Since this integrates with the MVC/Katana security model you simply need to return a 401 to trigger the authentication handshake (manually or via an [Authorize] attribute).

The middleware will be part of Katana 3.0 (currently in beta) and you can find a sample using IdentityServer as the provider here.

This entry was posted in IdentityServer, Katana, OpenID Connect, OWIN. Bookmark the permalink.

9 Responses to Using Discovery and Katana Middleware to write an OpenID Connect Web Client

  1. Fabien Ruffin says:

    Hi Dominick,

    I tried your sample MVC Owin Client and it works great… except when running it under IIS (I’m using IIS 7.5). For some reason in that case I get a 401 instead of being redirected to the login page on identity server. Any idea why?

    Thanks

    • Make sure all authentication methods are disabled in IIS – and anonymous access is enabled.

      • Fabien Ruffin says:

        Hi Dominick,

        Thanks for your reply.

        Are you saying it works for you?
        I checked my IIS config and all authentication methods were already disabled and anonymous was enabled. I tried a few things but still couldn’t get it to work with IIS. So just to be sure it was not due to something on my machine I tried with a brand new Windows Server 2012 VM on AWS, installed IIS and tried the sample again using the default website. The exact same problem is occurring.

        Just to be sure IIS was not getting in the way, I tried setting the “LoginPath” for the CookieAuthenticationOptions in my Startup class and in this instance it did try to redirect me to the login page I had set there. Obviously this is not the behaviour we want for oidc, but I was just trying to see if all auth redirections would have the same issue.

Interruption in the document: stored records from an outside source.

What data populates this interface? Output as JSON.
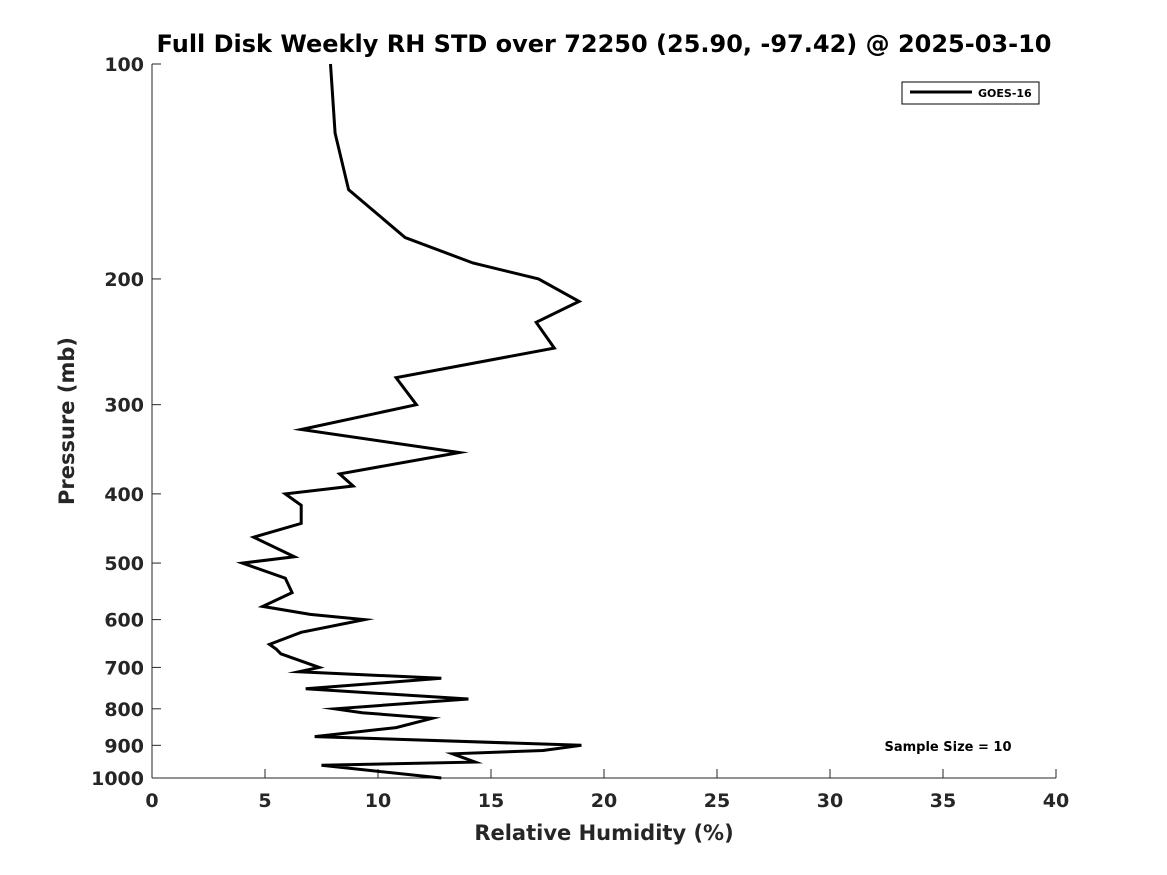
{
  "chart_data": {
    "type": "line",
    "title": "Full Disk Weekly RH STD over 72250 (25.90, -97.42) @ 2025-03-10",
    "xlabel": "Relative Humidity (%)",
    "ylabel": "Pressure (mb)",
    "xlim": [
      0,
      40
    ],
    "ylim": [
      100,
      1000
    ],
    "yscale": "log",
    "y_reversed": true,
    "grid": false,
    "x_ticks": [
      0,
      5,
      10,
      15,
      20,
      25,
      30,
      35,
      40
    ],
    "x_tick_labels": [
      "0",
      "5",
      "10",
      "15",
      "20",
      "25",
      "30",
      "35",
      "40"
    ],
    "y_ticks": [
      100,
      200,
      300,
      400,
      500,
      600,
      700,
      800,
      900,
      1000
    ],
    "y_tick_labels": [
      "100",
      "200",
      "300",
      "400",
      "500",
      "600",
      "700",
      "800",
      "900",
      "1000"
    ],
    "legend": {
      "position": "top-right",
      "entries": [
        "GOES-16"
      ]
    },
    "annotation": "Sample Size = 10",
    "series": [
      {
        "name": "GOES-16",
        "color": "#000000",
        "points": [
          [
            7.9,
            100
          ],
          [
            8.1,
            125
          ],
          [
            8.7,
            150
          ],
          [
            11.2,
            175
          ],
          [
            14.2,
            190
          ],
          [
            17.1,
            200
          ],
          [
            18.9,
            215
          ],
          [
            17.0,
            230
          ],
          [
            17.8,
            250
          ],
          [
            10.8,
            275
          ],
          [
            11.7,
            300
          ],
          [
            6.6,
            325
          ],
          [
            13.6,
            350
          ],
          [
            8.3,
            375
          ],
          [
            8.9,
            390
          ],
          [
            5.9,
            400
          ],
          [
            6.6,
            415
          ],
          [
            6.6,
            440
          ],
          [
            4.5,
            460
          ],
          [
            6.3,
            490
          ],
          [
            4.0,
            500
          ],
          [
            5.9,
            525
          ],
          [
            6.2,
            550
          ],
          [
            4.9,
            575
          ],
          [
            7.0,
            590
          ],
          [
            9.4,
            600
          ],
          [
            6.6,
            625
          ],
          [
            5.2,
            650
          ],
          [
            5.5,
            660
          ],
          [
            5.7,
            670
          ],
          [
            7.4,
            700
          ],
          [
            6.5,
            710
          ],
          [
            12.8,
            725
          ],
          [
            6.8,
            750
          ],
          [
            14.0,
            775
          ],
          [
            8.1,
            800
          ],
          [
            9.3,
            810
          ],
          [
            12.4,
            825
          ],
          [
            10.8,
            850
          ],
          [
            7.2,
            875
          ],
          [
            19.0,
            900
          ],
          [
            17.3,
            915
          ],
          [
            13.3,
            925
          ],
          [
            14.3,
            950
          ],
          [
            7.5,
            960
          ],
          [
            12.8,
            1000
          ]
        ]
      }
    ]
  }
}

        I must be missing something really simple here, but I can’t figure it out.

        Any idea?

        Thanks

  2. fallafab says:

    Ok I figured it out and it was something simple and stupid.

    I downloaded the KatanaProject source code so I could debug through the OIDC middleware.
    What I found out is that when using IIS, the Authorization_Enpoint option was null in the ApplyResponseChallengeAsync method of the OpenIdConnectAuthenticationHandler and it was ok when using IIS Express.

    Looking further in that method, I’ve found this:
    if (!Uri.IsWellFormedUriString(redirect, UriKind.Absolute))
    {
    _logger.WriteError(string.Format(CultureInfo.InvariantCulture, “The OpenIdConnectRequest sign-in redirect uri is not well formed: ‘{0}'”, redirect));
    return;
    }

    Thanks Microsoft! Next time throw an exception please instead of passing the request on to the next module!

    The reason why the Authorization_Enpoint was null was that the OIDC middleware couldn’t reach the discovery endpoint (.well-known/openid-configuration) and populate all the required endpoint urls.
    It turns out at work we’re using a proxy. For experimenting with Identity Server v3 I’ve set up some exceptions in my local proxy exclusion list to run IDSV3 on local. Apparently IIS and IIS Express have different configurations for using the default system proxy…

    Mystery solved!

    Thanks

  3. Anup Marwadi says:

    Hello, This is a great article!

    I had a question related to Multi-Tenant Scenarios. We have many customers that have their own OIDC setups. Can we add multiple UseOpenIdConnectAuthentication options in the same Web API? I am trying to figure out how I would reference a specific Client’s metadata at runtime. In this setup, the application is bootstrapped with OIDC Client_id and Metadata URL thus making it work only for one OIDC provider.

    Is that interpretation correct? And if so, is there a workaround? Thank you!

    • Well – in that case you’d need to handle that dynamically. The OIDC MW has some hooks that you can implement.

      • Hi Dominick,
        Could you point me in the right direction as to what hooks there are to use? I’ve tried changing the issuer and authority details during the redirect notification but that didn’t work. I’m currently looking through Microsoft.Owin.Security.OpenIdConnect but haven’t found anything yet that would do the job of changing the auth options in good time before the request is made. How far does one have to go?

        Thanks
        Matt

  4. artem says:

    How I can send custom additional parameters?